With sales tanking and General Motors (GM) and Chrysler struggling for their very survival, the Detroit auto show promises to be a subdued and tense affair as automakers launch new models to compete for an ever-dwindling number of customers.
Some 58 new models — including 44 worldwide debuts — will be introduced in the coming days as the manufacturers vie for the attention of nearly 7,000 journalists from more than 60 countries at press previews.
Daimler was the first to launch its latest high-ticket vehicle, the new Mercedes E-class luxury sedan, at an invitation-only cocktail reception on Saturday night.
“Despite the enormous pressures that our entire industry is under these days, we are facing the year 2009 with measured confidence,” Daimler chief executive officer Dieter Zetsche said.
“The best way to master a crisis is driving the change instead of being driven by it,” Zetsche said, adding that “there will be a bright future for innovative car companies ... and I most certainly include Daimler among them.”
Prominent among the new offerings are a host of ready-for-market hybrids and experimental electric vehicles that were to start zipping around a tree-lined track set up in the basement of the Detroit convention center yesterday.
The testing track surrounds two ponds with waterfalls and will showcase zero-emission electric prototypes by GM, Ford, Toyota, Honda, Mitsubishi and Tesla.
Ford will also be introducing two new hybrids that it said got better fuel economy than Toyota’s popular Prius.
Refusing to be upstaged, Toyota will launch an improved version of its Prius and a new dedicated hybrid for its luxury Lexus brand and said on Saturday that it would launch a two-seater electric car by 2012.
China’s BYD Auto will be showing the first mass-produced plug-in hybrid that went on sale last month in China and is slated to hit Europe next year.
Honda will also enter the fray by unveiling its reintroduced dedicated hybrid, the Insight hatchback.

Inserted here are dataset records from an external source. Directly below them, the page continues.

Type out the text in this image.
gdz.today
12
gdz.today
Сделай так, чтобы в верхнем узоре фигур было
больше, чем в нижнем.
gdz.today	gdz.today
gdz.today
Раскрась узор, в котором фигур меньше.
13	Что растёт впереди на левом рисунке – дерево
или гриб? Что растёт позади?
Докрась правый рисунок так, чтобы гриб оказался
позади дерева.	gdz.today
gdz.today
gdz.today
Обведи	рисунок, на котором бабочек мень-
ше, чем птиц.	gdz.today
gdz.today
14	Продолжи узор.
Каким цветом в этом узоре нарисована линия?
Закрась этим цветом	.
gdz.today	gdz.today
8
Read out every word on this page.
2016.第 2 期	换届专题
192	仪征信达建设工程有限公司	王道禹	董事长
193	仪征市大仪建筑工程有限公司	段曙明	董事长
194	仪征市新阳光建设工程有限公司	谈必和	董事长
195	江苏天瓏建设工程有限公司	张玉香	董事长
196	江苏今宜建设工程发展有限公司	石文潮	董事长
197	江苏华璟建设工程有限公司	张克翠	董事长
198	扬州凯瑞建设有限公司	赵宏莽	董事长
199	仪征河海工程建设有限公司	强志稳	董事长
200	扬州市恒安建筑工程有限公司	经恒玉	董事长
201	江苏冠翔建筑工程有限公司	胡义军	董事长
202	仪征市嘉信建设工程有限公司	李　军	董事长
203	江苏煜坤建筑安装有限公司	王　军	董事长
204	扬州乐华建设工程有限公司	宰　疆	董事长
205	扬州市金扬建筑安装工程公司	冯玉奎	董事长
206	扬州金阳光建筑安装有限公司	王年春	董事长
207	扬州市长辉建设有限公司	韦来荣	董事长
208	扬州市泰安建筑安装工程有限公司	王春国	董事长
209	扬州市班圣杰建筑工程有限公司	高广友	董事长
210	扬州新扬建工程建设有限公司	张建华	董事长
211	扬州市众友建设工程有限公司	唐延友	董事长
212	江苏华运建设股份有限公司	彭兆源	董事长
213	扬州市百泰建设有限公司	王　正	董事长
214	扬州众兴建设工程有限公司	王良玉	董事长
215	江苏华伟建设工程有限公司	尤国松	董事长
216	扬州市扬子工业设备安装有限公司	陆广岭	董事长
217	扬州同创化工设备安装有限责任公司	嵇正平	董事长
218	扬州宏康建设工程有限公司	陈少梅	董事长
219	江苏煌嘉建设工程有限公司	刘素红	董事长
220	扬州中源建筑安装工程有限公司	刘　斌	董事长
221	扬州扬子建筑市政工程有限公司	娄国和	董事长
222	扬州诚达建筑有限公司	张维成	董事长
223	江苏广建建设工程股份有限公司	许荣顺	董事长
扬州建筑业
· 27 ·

But in a sign of the troubled times, the Japanese automaker canceled a press conference for the Insight, which was to make its worldwide debut without fanfare in the Honda booth when the show opened yesterday.
And a number of automakers decided to skip the show altogether this year, including Nissan, Suzuki, Porsche, Ferrari and Land Rover.
“Beyond the products and the lights and the glitz, everyone is in a holding pattern,” said Karl Brauer, editor-in-chief of the automotive Web site Edmunds.com. “Uncertainty is the underlying tension.”
A financial crisis, credit crunch and deepening recession pushed US sales down 18 percent last year, in the steepest decline in 29 years and to the lowest level since 1992.
This year is expected to be even worse, with US auto sales forecast to fall by another 1 million or 2 million vehicles to around 11 million to 12 million vehicles.
Sales have not been below 12 million since the recession of 1982, when the US had 74 million fewer people than today.
While nearly every automaker posted significant losses and has announced major production cuts last year, Detroit’s Big Three were the hardest hit and saw their combined US market share fall below 50 percent for the first time.
Their US market share topped 60 percent as recently as 2004 and was 71.2 percent just 10 years ago, Ward’s Auto said.
Despite years of painful restructuring that had the trio on the road to recovery, the US government was forced to extend billions in loans to cash-strapped GM and Chrysler last month after sales dropped off precipitously in September.